Over the last year, Facebook, Twitter, and Pinterest have spent much time developing ways to make shopping easier by eliminating the need to navigate outside the social network with various “buy” buttons. The idea is that if you build purchasing features directly into the social service, people will be more likely to make a transaction than if they were redirected to an online retail site or brand’s website. The problem is that consumers aren’t changing their shopping habits as much as hoped, according to a report from Recode.
The report focuses on the various “buy” buttons that have appeared on these social networks in the last year. It notes that Facebook’s is still seen as a test; that Twitter’s isn’t encountered very often even by its most fanatical users; and that Pinterest’s have led to fewer than 10 purchases a day from a retail partner.
A Facebook spokesperson reiterated the company’s stance — that it’s testing its commerce tools, and that it’s focused on discovering new products as well as allowing people to purchase them with a “buy” button — in an interview. Twitter didn’t respond to a request for comment. Pinterest emailed a prepared response:
Since launching Buyable Pins 6 months ago we are encouraged by the early results for merchants. Although it’s still early days with the program we are hearing from merchants that many of their customers coming through Buyable Pins are new and we are driving higher mobile conversions. We look forward to continuing to deliver value to our partners through the holiday season and a fun, easy shopping experience for our Pinners.

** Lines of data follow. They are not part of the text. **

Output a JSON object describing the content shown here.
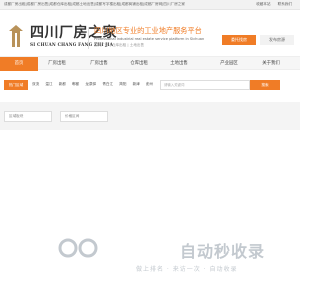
{
  "topbar": {
    "crumbs": "成都厂房出租|成都厂房出售|成都仓库出租|成都土地出售|成都写字楼出租|成都商铺出租|成都厂房网|四川厂房之家",
    "right_items": [
      "收藏本站",
      "联系我们"
    ]
  },
  "header": {
    "logo_cn": "四川厂房之家",
    "logo_en": "SI CHUAN CHANG FANG ZHI JIA",
    "slogan": "四川地区专业的工业地产服务平台",
    "slogan_en": "Professional industrial real estate service platform in Sichuan",
    "slogan_sub": "招商厂房 | 仓库出租 | 土地出售",
    "btn_primary": "委托找房",
    "btn_secondary": "发布房源"
  },
  "nav": {
    "items": [
      "首页",
      "厂房出租",
      "厂房出售",
      "仓库出租",
      "土地出售",
      "产业园区",
      "关于我们"
    ],
    "active_index": 0
  },
  "subnav": {
    "tag": "热门区域",
    "links": [
      "双流",
      "温江",
      "新都",
      "郫都",
      "龙泉驿",
      "青白江",
      "简阳",
      "新津",
      "彭州"
    ],
    "search_placeholder": "请输入关键词",
    "search_btn": "搜索"
  },
  "band": {
    "field_a": "区域板块",
    "field_b": "价格区间"
  },
  "watermark": {
    "text": "自动秒收录",
    "sub": "做上排名 · 来访一次 · 自动收录"
  },
  "colors": {
    "accent": "#f07c26",
    "nav_bg": "#f6f6f6",
    "band_bg": "#f4f4f4",
    "watermark": "#c3c9cf"
  }
}
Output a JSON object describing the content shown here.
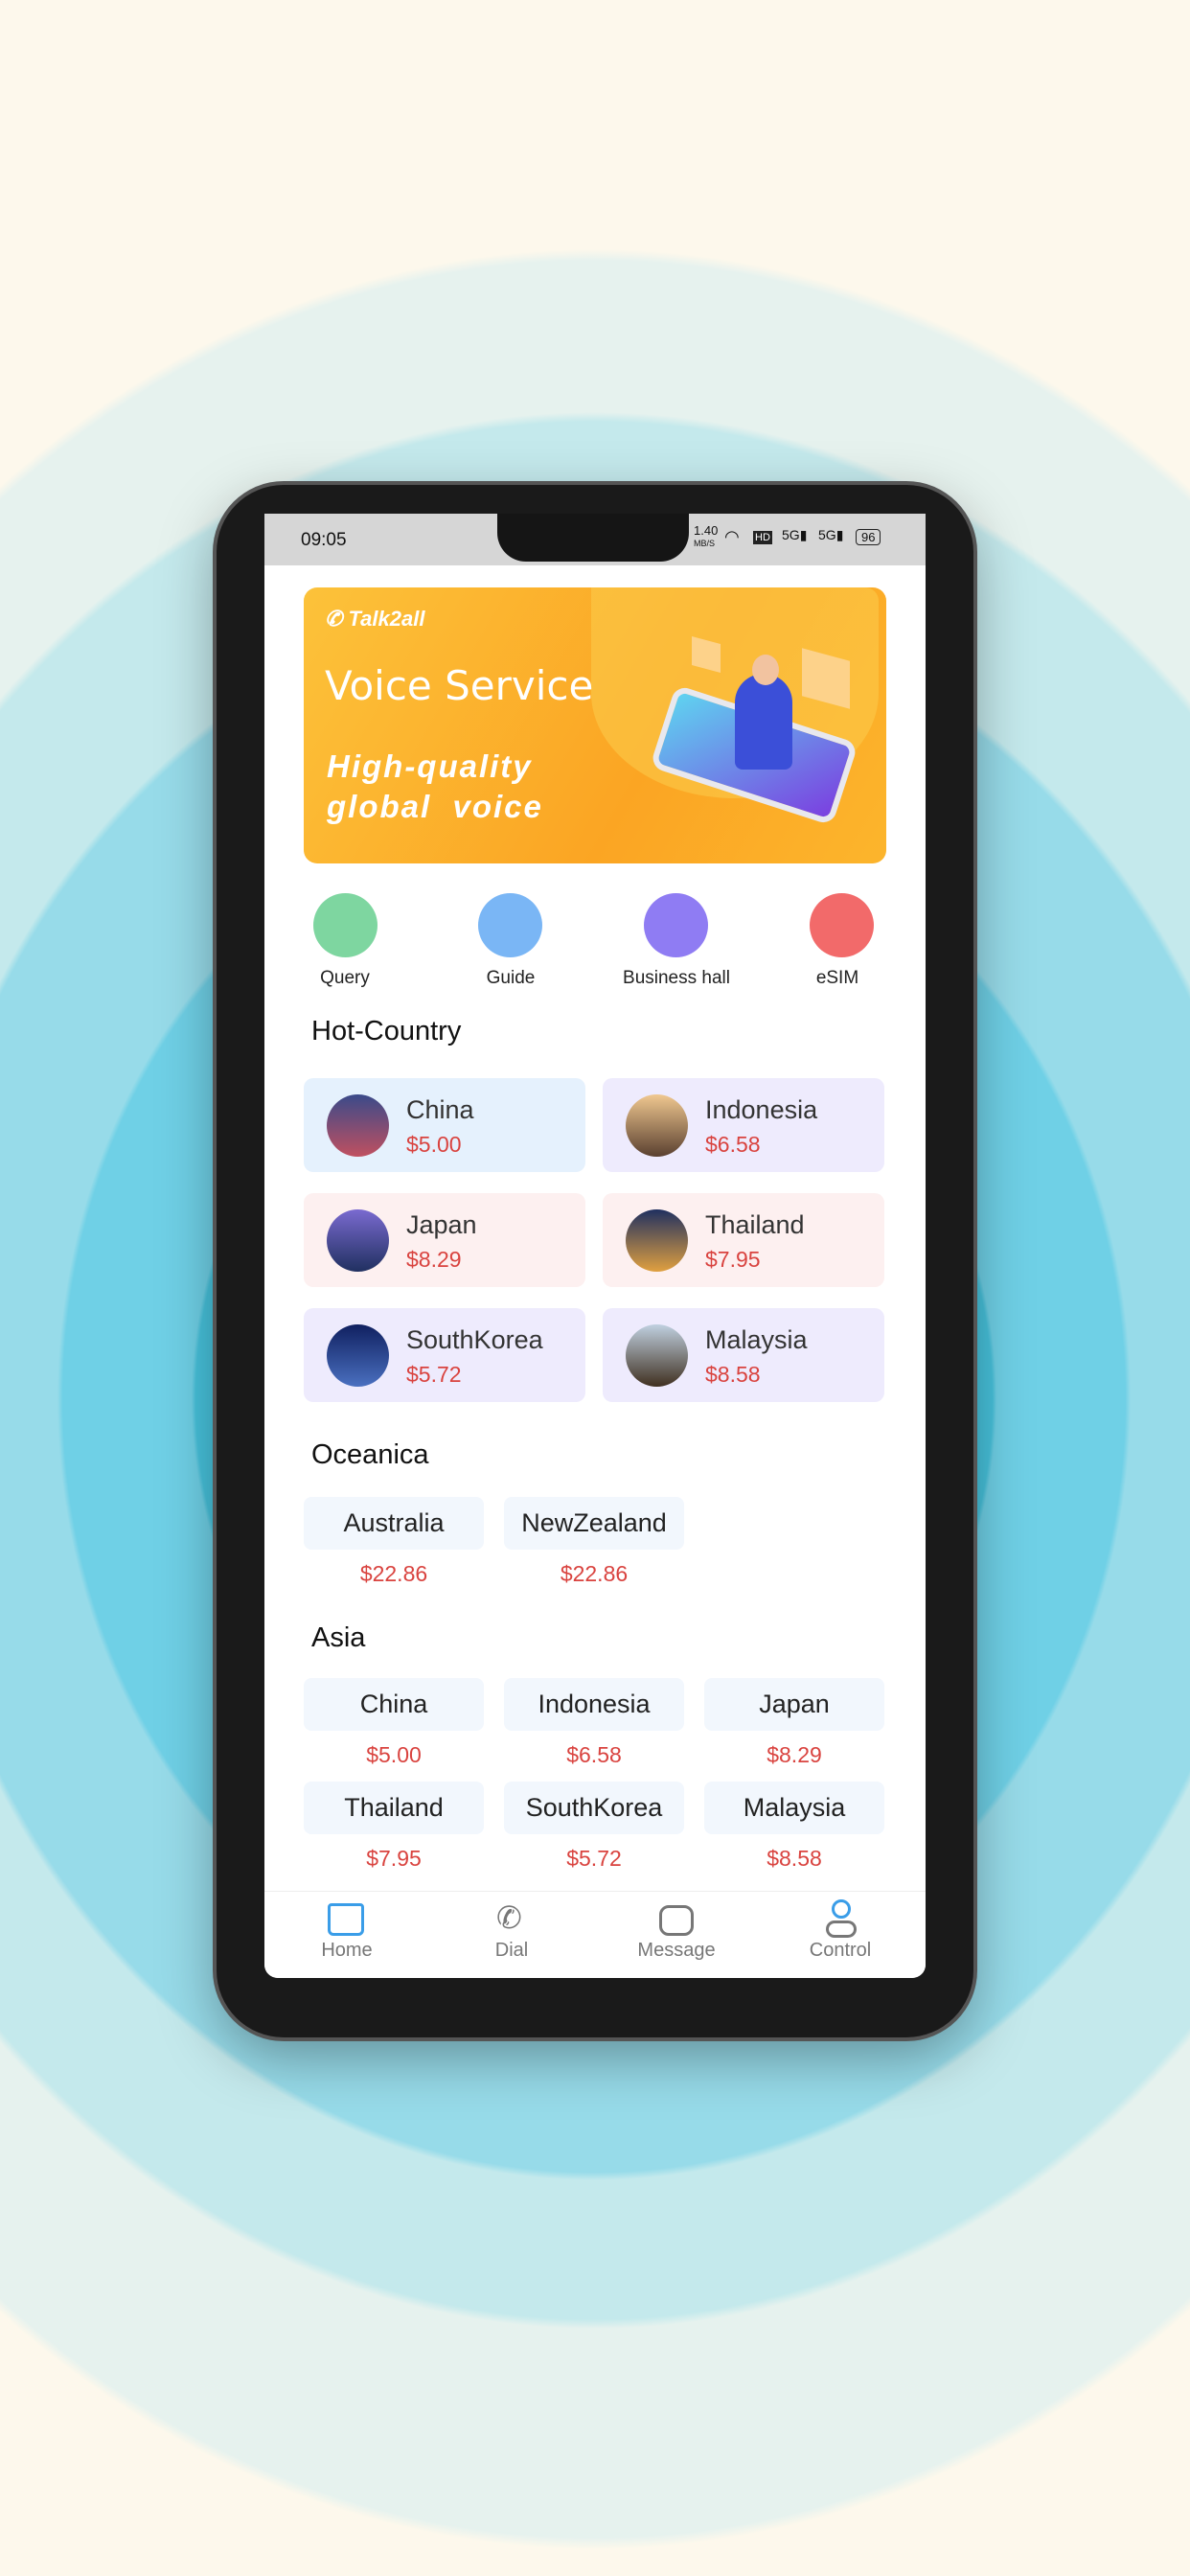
{
  "status": {
    "time": "09:05",
    "speed": "1.40",
    "speed_unit": "MB/S",
    "network": "5G",
    "battery": "96"
  },
  "banner": {
    "brand": "Talk2all",
    "title": "Voice Service",
    "subtitle_line1": "High-quality",
    "subtitle_line2": "global  voice"
  },
  "quick_actions": [
    {
      "label": "Query",
      "icon": "search-icon",
      "color": "#7ed6a0"
    },
    {
      "label": "Guide",
      "icon": "document-icon",
      "color": "#7ab6f5"
    },
    {
      "label": "Business hall",
      "icon": "store-icon",
      "color": "#8f7cf3"
    },
    {
      "label": "eSIM",
      "icon": "sim-card-icon",
      "color": "#f26a6a"
    }
  ],
  "hot_country": {
    "title": "Hot-Country",
    "items": [
      {
        "name": "China",
        "price": "$5.00",
        "bg": "#e5f1fd"
      },
      {
        "name": "Indonesia",
        "price": "$6.58",
        "bg": "#eeebfd"
      },
      {
        "name": "Japan",
        "price": "$8.29",
        "bg": "#fdf0f0"
      },
      {
        "name": "Thailand",
        "price": "$7.95",
        "bg": "#fdf0f0"
      },
      {
        "name": "SouthKorea",
        "price": "$5.72",
        "bg": "#eeebfd"
      },
      {
        "name": "Malaysia",
        "price": "$8.58",
        "bg": "#eeebfd"
      }
    ]
  },
  "oceanica": {
    "title": "Oceanica",
    "items": [
      {
        "name": "Australia",
        "price": "$22.86"
      },
      {
        "name": "NewZealand",
        "price": "$22.86"
      }
    ]
  },
  "asia": {
    "title": "Asia",
    "items": [
      {
        "name": "China",
        "price": "$5.00"
      },
      {
        "name": "Indonesia",
        "price": "$6.58"
      },
      {
        "name": "Japan",
        "price": "$8.29"
      },
      {
        "name": "Thailand",
        "price": "$7.95"
      },
      {
        "name": "SouthKorea",
        "price": "$5.72"
      },
      {
        "name": "Malaysia",
        "price": "$8.58"
      }
    ]
  },
  "nav": {
    "active": "Home",
    "active_color": "#3a9de8",
    "items": [
      {
        "label": "Home"
      },
      {
        "label": "Dial"
      },
      {
        "label": "Message"
      },
      {
        "label": "Control"
      }
    ]
  }
}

It’s worth noting that criticism of these “buy” buttons doesn’t come amid a holiday shopping slump. Reports indicate that Thanksgiving and Black Friday shopping habits were “perfectly average,” and that an estimated 34 percent of purchases from the last week were made by shoppers on their smartphones.
So it’s not that people are closing their wallets this year, nor that they were too busy eating potentially-worrisome turkey products to use their phones. They’re spending a fair amount and they’re doing so via their smartphones — they just don’t seem to be using social networking companies’ purchasing tools to do so.
This might not be too problematic for Facebook and Twitter. Both companies have introduced features unrelated to commerce — like a not-so-virtual assistant and summaries of breaking news — over the last few months. But Pinterest’s inability to convert digital window shoppers into buyers could be a problem.
Commerce has been Pinterest’s focus for a while. First came the buyable pins; then came a dedicated shopping section in its mobile apps; and then came a new visual search tool designed to allow people to identify products shown in pins. It’s obvious that the company wants people to buy things found on its service.
That makes Recode’s report more damning. A Pinterest spokesperson offered several examples of businesses finding new customers through its service — the same as they do on Facebook and Twitter — but only one of a brand improving sales by a notable margin. And even that was expressed as a percentage of growth instead of an absolute value, which makes it hard to tell how big a bump that really was.
“The effectiveness of buy buttons hans’t been fully realized at this early stage. Mobile users have many options for making purchases and it will take time for this payment route have an impact on overall mobile e-commerce sales,” Gartner analyst Brian Blau told Gigaom. “I think we will see [these companies] make adjustments and continue to configure these purchase points over the coming year to optimize their role in the mobile customer purchase funnel.”
It’s still early in this game. All of these companies have emphasized that their commerce efforts are being tested, and at least for Facebook and Twitter, it’s clear that the companies aren’t focusing all of their efforts on getting people to buy things through their platforms. Those companies will be fine either way.
Pinterest’s success or failure in this regard will be more interesting. The service is often used as a way for people to learn about new products. (Or, as it seems to be used in my house, as a never-ending source of hit-or-miss recipes.) Now it just has to bridge the gap between discovering a product and purchasing it.